Kay Ryan is acclaimed for her highly relatable, deeply insightful poems. Erratic Facts is her first new collection since the Pulitzer Prize–winning The Best of It, and it is animated with her signature swift, clearheaded, lyrical style.
At once witty and melancholy, playful and heartfelt, Ryan examines enormous subjects—existence, consciousness, love, loss—in compact poems that have immensely powerful resonance. Her sly rhymes and strong cadences convey both musicality and wisdom. While these pieces are composed of the same brevity and vitality that have characterized her singular voice over the course of more than twenty years, her imagination is more eccentric and daring than ever. Erratic Facts solidifies Ryan’s place at the pinnacle of American poetry.
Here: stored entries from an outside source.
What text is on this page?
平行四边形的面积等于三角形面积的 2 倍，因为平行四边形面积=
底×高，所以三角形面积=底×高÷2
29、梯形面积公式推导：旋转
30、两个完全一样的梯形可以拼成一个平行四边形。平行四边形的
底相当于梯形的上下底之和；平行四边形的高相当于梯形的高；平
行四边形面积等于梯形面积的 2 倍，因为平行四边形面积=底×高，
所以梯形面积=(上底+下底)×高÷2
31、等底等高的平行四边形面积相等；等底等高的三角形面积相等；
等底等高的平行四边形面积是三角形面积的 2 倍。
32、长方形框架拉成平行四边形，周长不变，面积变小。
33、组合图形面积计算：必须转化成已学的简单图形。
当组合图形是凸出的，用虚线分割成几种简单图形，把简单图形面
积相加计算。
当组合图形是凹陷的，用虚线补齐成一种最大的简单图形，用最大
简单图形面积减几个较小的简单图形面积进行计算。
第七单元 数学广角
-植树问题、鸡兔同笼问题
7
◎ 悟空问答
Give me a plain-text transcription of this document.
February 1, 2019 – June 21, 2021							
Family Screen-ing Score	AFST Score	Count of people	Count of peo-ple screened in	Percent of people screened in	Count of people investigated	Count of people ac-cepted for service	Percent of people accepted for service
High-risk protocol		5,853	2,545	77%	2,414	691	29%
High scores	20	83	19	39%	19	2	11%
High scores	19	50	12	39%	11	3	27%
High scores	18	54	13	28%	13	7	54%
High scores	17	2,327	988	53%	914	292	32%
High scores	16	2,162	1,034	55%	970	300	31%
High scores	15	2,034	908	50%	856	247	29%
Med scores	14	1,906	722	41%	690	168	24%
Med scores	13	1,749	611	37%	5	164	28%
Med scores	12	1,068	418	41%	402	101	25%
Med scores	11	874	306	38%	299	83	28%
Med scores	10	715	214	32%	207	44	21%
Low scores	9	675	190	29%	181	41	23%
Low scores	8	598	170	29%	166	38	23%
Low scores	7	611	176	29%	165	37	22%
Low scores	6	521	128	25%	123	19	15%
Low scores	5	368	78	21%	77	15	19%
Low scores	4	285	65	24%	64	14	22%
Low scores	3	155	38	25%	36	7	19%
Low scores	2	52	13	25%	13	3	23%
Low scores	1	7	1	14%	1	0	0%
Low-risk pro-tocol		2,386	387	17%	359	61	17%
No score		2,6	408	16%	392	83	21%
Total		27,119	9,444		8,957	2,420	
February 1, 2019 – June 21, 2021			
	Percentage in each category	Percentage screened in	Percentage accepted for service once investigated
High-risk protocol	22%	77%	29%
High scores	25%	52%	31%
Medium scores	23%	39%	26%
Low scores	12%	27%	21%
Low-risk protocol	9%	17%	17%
“Read a poem once and take in its crisp rhythms, subtle rhymes, and arresting images. Read it again and detect its hide-and-seek metaphors and meanings. . . . [Ryan’s] quantum poems pose resonant questions of physics and metaphysics, of attentiveness and caring on scales intimate and universal.” —Booklist
PUBLISHERS WEEKLY
Ryan, a MacArthur Fellow and former Poet Laureate, follows her Pulitzer Prize winning The Best of It with a ninth collection of her signature short, brilliant poems. Drawing upon epigraphs from such varied sources as W.G. Sebald, NPR, and the New York Times science section, Ryan teases out thoughts with shifting rhyme schemes as her poems display their alluring logic and peculiar practicality. In Ryan's world, a water wheel's buckets are "all the ornaments/ of torque," while an anticipated conversation becomes something "sizzling inside a face," and a crow's stride "criss crosses/ as though/ each step/ checked the/ last." But her quirky lightness is deceptive; each instance Ryan captures and examines reveals the darkness beneath its charming veneer. Her poem "Almost" likens the movements of thought to a slaughterhouse: "The mind/ likes the squeeze/ of chutes and channels./ It will go up the ramp/ with cattle, pleased / almost to the last minute." In another piece, she toys with obsessively returning to the same thought that "can't/ deepen and yet/ you think it again:/ you have lost/ count. A larger/ amount is/ no longer a/ larger amount." With Ryan, readers make new discoveries and then discover what's been lost: "There are hills/ you long to touch,/ velvet to the eyes.// So much is soft/ the wrong size."